Он отнес кофе, потом коньяк на угловой столик.
Вошла Лена и села напротив. Замятин приподнял графинчик, намереваясь налить ей коньяку в рюмку, но Лена задержала его руку:
— Мне не хочется… Спасибо.
Замятин знал, что ему не следует пить после операции. Но он не мог сейчас не выпить.
Коньяк был теплый и резкий. Эта любительница детективов ленилась держать его в холодильнике.
Замятину вдруг показалось скверным, что он пригласил Лену в этот пропахший сосисками буфет.
— Послушайте, — сказала она, глянув искоса на Замятина, — мне почему-то все время кажется, что вы хотите мне что-то объяснить.
— Да, — ответил он и решительно отставил рюмку. — Дело в том, что… наверное, я знал вашего отца.
Зря он сказал так резко. Он мог бы придумать что-нибудь и смягчить.

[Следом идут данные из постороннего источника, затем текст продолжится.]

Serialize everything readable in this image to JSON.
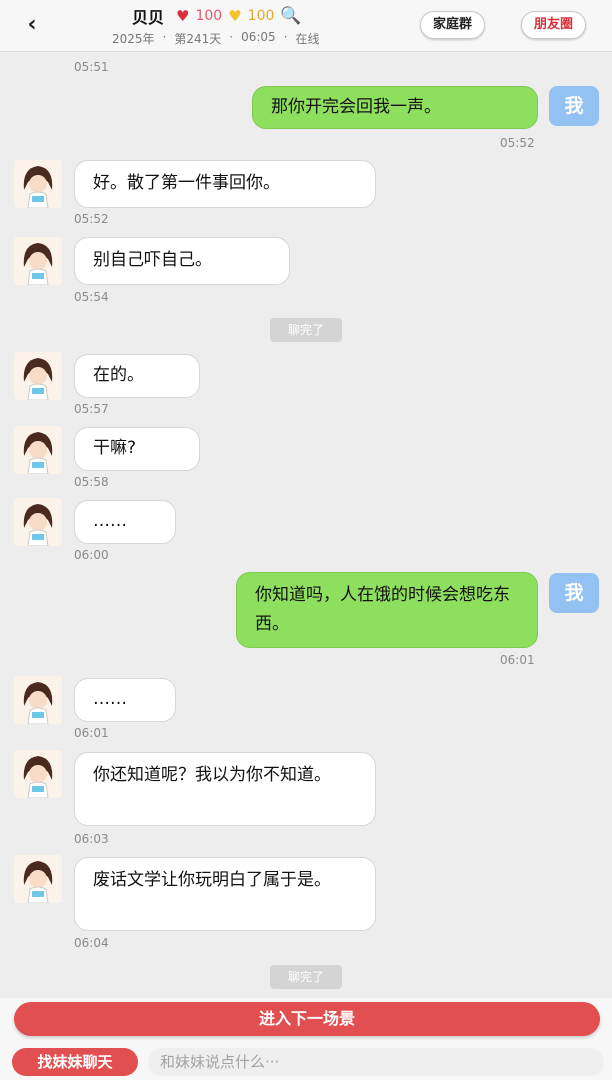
{
  "header": {
    "back_label": "‹",
    "name": "贝贝",
    "affection": "100",
    "gold": "100",
    "year": "2025年",
    "day": "第241天",
    "clock": "06:05",
    "status": "在线",
    "sep": "·",
    "family_group": "家庭群",
    "moments": "朋友圈"
  },
  "icons": {
    "heart": "♥",
    "gold_heart": "♥",
    "magnify": "🔍"
  },
  "me_label": "我",
  "chat": [
    {
      "side": "time",
      "time": "05:51"
    },
    {
      "side": "right",
      "text": "那你开完会回我一声。",
      "time": "05:52"
    },
    {
      "side": "left",
      "text": "好。散了第一件事回你。",
      "time": "05:52"
    },
    {
      "side": "left",
      "text": "别自己吓自己。",
      "time": "05:54"
    },
    {
      "side": "divider",
      "text": "聊完了"
    },
    {
      "side": "left",
      "text": "在的。",
      "time": "05:57"
    },
    {
      "side": "left",
      "text": "干嘛?",
      "time": "05:58"
    },
    {
      "side": "left",
      "text": "……",
      "time": "06:00"
    },
    {
      "side": "right",
      "text": "你知道吗，人在饿的时候会想吃东西。",
      "time": "06:01"
    },
    {
      "side": "left",
      "text": "……",
      "time": "06:01"
    },
    {
      "side": "left",
      "text": "你还知道呢？我以为你不知道。",
      "time": "06:03"
    },
    {
      "side": "left",
      "text": "废话文学让你玩明白了属于是。",
      "time": "06:04"
    },
    {
      "side": "divider",
      "text": "聊完了"
    }
  ],
  "bottom": {
    "next_scene": "进入下一场景",
    "find_sister": "找妹妹聊天",
    "input_placeholder": "和妹妹说点什么···"
  }
}
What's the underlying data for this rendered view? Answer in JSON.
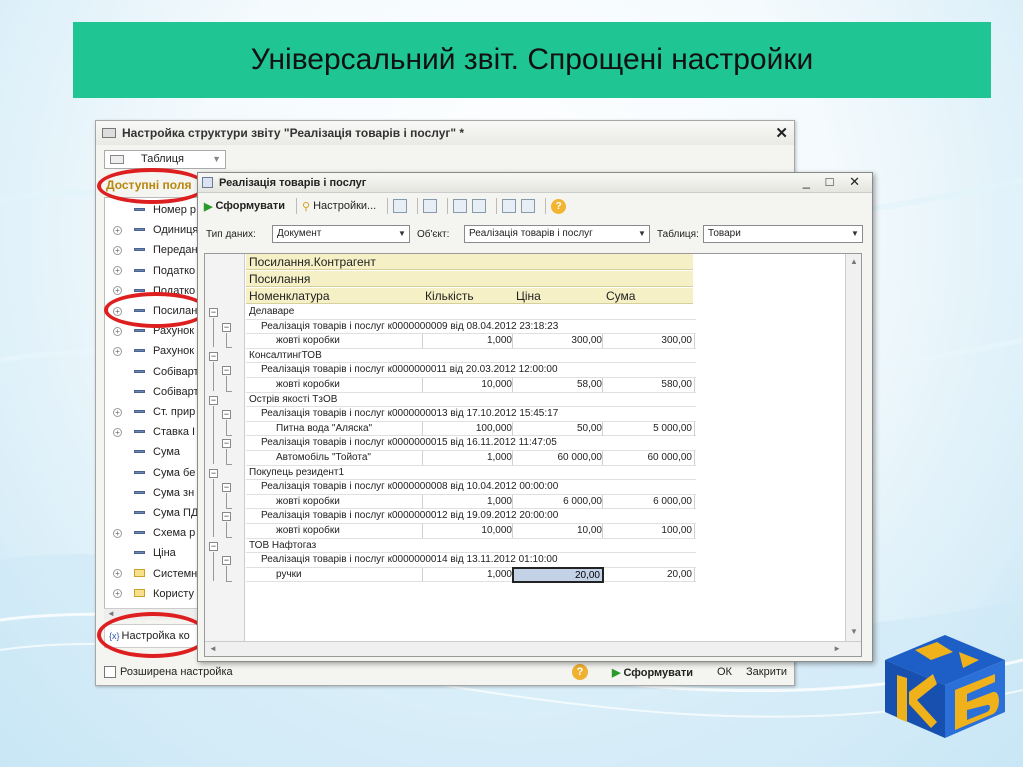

Но фраза эта вырвалась сразу, немного неожиданно для него самого.
Лена внимательно, словно пытаясь разглядеть что-то плохо видимое на его лице, посмотрела своими темными открытыми глазами.
— Что вы сказали?
Но Замятин понял — поверила она сразу.
— Мы были друзьями с ним, когда нам было по восемнадцати.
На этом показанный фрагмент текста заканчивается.